Charities have also lagged behind other sectors on recruiting more diverse staff and “systemic low pay risks further entrenching this position”.
The report argues that “low levels of pay do suppress job satisfaction among employees and are therefore likely to impact on performance and even employee churn”.
Jamie O’Halloran, economist at PBE, said: “Charity pay has long been a subject that provokes strong reactions.
“It is a complex topic, and people are passionate about ensuring that the money they donate makes the biggest impact possible to the causes and groups that they support.
“Proper investment in staff is one of the ways that money can be put to the greatest possible use.
“As an employer, the charity sector does not sit in isolation. It has to compete with the rest of the economy for staff and it relies on the fundraisers, volunteer managers and service delivery professionals whose work sustains it.

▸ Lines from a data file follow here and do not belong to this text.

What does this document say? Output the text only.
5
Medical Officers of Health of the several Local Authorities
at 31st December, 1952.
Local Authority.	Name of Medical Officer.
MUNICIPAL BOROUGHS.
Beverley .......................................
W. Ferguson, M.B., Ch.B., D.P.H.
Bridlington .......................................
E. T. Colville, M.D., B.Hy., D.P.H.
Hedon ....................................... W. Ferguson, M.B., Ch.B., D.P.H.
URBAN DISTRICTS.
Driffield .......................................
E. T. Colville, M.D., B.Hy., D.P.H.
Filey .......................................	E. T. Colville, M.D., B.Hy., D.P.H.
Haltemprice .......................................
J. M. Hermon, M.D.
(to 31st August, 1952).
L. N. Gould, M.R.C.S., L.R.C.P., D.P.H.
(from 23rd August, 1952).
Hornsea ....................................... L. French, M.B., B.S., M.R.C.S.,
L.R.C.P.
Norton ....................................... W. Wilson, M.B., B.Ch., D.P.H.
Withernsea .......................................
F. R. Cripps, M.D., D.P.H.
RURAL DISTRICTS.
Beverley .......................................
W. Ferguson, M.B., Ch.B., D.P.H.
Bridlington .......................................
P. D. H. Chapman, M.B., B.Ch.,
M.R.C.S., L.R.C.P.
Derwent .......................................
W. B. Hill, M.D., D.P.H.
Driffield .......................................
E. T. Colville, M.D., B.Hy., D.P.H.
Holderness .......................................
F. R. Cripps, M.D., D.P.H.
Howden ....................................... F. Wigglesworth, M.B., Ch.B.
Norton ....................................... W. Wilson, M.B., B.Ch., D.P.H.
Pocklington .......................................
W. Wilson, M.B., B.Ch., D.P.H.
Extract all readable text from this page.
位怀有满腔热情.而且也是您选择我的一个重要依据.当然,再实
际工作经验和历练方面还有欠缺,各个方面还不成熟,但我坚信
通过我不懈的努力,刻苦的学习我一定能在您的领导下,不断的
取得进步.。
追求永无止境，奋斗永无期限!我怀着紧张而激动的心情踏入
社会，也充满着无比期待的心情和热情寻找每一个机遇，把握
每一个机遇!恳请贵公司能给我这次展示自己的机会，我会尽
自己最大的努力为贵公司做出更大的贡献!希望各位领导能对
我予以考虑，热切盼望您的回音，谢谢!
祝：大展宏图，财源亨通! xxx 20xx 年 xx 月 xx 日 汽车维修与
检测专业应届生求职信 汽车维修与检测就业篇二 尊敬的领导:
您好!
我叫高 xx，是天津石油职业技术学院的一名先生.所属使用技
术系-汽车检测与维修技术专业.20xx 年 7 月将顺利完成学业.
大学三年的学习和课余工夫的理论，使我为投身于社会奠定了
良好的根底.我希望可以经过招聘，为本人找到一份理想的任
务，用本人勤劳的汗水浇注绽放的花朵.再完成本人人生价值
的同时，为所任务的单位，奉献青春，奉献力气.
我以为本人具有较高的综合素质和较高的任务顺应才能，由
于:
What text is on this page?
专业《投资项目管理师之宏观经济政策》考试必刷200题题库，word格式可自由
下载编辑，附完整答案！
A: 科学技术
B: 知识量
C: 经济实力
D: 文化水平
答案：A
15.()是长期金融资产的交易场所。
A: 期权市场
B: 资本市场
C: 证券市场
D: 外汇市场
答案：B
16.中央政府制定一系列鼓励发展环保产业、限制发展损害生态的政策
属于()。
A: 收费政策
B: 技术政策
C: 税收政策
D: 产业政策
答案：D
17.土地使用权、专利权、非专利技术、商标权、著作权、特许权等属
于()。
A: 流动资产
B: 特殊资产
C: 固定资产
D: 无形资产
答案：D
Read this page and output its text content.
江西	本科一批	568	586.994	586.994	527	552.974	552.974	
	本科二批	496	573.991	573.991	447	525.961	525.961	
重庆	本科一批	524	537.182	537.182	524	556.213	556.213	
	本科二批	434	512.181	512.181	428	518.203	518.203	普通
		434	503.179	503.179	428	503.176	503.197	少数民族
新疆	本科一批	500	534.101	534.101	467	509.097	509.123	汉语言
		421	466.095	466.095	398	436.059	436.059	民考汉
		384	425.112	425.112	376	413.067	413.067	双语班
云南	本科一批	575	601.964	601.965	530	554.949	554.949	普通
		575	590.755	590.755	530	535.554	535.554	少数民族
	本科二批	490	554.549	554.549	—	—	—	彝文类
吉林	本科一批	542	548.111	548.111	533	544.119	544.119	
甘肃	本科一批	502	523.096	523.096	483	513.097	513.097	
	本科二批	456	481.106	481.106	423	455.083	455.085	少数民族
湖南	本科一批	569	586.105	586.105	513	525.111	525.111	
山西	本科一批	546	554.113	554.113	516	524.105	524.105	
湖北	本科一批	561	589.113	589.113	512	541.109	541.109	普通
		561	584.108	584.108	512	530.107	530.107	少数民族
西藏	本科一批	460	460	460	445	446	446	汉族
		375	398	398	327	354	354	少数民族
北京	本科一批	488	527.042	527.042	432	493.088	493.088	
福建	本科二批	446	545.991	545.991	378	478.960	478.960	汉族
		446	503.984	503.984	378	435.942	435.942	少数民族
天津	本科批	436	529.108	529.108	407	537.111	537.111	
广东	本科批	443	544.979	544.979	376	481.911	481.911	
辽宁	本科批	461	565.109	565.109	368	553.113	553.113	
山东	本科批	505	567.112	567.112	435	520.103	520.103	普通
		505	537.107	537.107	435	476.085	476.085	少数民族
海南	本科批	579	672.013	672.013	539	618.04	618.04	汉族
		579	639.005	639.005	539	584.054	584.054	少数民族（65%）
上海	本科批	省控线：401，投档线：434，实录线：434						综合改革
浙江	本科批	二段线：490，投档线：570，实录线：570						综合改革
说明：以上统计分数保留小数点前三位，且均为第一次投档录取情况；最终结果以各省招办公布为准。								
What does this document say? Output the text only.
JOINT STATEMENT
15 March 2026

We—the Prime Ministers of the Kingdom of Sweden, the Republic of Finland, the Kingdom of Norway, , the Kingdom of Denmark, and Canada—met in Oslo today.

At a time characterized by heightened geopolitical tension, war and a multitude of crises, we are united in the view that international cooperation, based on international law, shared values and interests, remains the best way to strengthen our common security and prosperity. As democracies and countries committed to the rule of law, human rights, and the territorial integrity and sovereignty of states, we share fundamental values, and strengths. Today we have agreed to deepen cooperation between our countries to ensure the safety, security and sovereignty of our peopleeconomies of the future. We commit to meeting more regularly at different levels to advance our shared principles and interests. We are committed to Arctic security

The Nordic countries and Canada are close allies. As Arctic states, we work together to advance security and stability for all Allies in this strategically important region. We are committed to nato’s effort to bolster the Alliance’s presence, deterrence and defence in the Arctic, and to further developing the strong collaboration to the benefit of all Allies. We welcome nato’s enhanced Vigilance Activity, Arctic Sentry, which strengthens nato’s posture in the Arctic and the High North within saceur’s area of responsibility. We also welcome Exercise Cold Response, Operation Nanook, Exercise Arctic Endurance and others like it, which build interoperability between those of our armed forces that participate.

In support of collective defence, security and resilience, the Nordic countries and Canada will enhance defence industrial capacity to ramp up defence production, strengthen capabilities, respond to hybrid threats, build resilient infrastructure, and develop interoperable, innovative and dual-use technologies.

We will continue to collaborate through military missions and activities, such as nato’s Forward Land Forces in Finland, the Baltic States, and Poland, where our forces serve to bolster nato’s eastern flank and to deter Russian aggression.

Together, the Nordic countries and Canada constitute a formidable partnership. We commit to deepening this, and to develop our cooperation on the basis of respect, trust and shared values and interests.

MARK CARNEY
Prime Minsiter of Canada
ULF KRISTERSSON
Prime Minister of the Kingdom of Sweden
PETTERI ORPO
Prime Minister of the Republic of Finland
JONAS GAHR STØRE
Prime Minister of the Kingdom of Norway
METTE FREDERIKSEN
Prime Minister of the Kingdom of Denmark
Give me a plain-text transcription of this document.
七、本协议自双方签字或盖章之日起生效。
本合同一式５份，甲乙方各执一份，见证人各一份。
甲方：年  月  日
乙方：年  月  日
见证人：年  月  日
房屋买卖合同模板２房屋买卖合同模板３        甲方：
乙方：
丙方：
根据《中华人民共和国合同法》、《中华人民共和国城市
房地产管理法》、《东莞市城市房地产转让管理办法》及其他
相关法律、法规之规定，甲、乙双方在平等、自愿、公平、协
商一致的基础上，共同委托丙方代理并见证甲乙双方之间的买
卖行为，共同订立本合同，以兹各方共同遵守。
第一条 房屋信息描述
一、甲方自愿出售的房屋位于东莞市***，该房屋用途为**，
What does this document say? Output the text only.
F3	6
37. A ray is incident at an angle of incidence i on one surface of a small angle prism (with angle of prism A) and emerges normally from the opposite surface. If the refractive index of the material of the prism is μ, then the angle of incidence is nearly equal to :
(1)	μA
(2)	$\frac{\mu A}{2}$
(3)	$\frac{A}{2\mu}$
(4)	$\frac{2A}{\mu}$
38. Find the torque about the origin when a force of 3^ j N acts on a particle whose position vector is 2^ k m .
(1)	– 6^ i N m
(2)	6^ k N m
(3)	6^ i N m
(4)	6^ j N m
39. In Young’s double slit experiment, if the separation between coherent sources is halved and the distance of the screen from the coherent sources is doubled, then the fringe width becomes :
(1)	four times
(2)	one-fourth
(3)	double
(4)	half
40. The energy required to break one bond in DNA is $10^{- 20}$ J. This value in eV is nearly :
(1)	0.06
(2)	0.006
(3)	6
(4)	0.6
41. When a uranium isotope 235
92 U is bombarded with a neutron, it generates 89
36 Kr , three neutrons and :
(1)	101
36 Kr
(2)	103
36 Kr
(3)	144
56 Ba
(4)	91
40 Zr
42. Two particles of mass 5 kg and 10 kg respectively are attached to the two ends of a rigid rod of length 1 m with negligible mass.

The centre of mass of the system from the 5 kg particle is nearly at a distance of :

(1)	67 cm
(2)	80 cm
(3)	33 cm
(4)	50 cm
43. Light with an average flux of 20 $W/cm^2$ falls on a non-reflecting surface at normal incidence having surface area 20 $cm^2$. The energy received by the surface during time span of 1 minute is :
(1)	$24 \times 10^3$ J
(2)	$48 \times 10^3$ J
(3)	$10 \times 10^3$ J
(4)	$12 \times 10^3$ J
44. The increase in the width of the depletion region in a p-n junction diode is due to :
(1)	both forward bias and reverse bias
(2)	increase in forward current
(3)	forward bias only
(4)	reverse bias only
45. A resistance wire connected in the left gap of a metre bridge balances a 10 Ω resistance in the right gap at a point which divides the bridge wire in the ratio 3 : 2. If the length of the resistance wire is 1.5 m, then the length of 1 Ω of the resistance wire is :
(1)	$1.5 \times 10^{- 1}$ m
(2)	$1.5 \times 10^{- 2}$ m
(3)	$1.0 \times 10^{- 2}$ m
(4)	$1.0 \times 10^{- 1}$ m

“The widening pay gap identified in this research poses a serious threat to the sector and its impact, especially during a cost-of-living crisis. Lagging pay could lead to an exodus of talented staff and acts as a barrier to many from diverse backgrounds considering a career in the sector.”
Neil Heslop, chief executive of the Charities Aid Foundation, said: “Volunteers and workers in the charity sector are largely driven by a desire to help people and make a difference.
“But they face the same concerns as those in other sectors about how they can continue to look after their families experiencing rapidly rising bills.”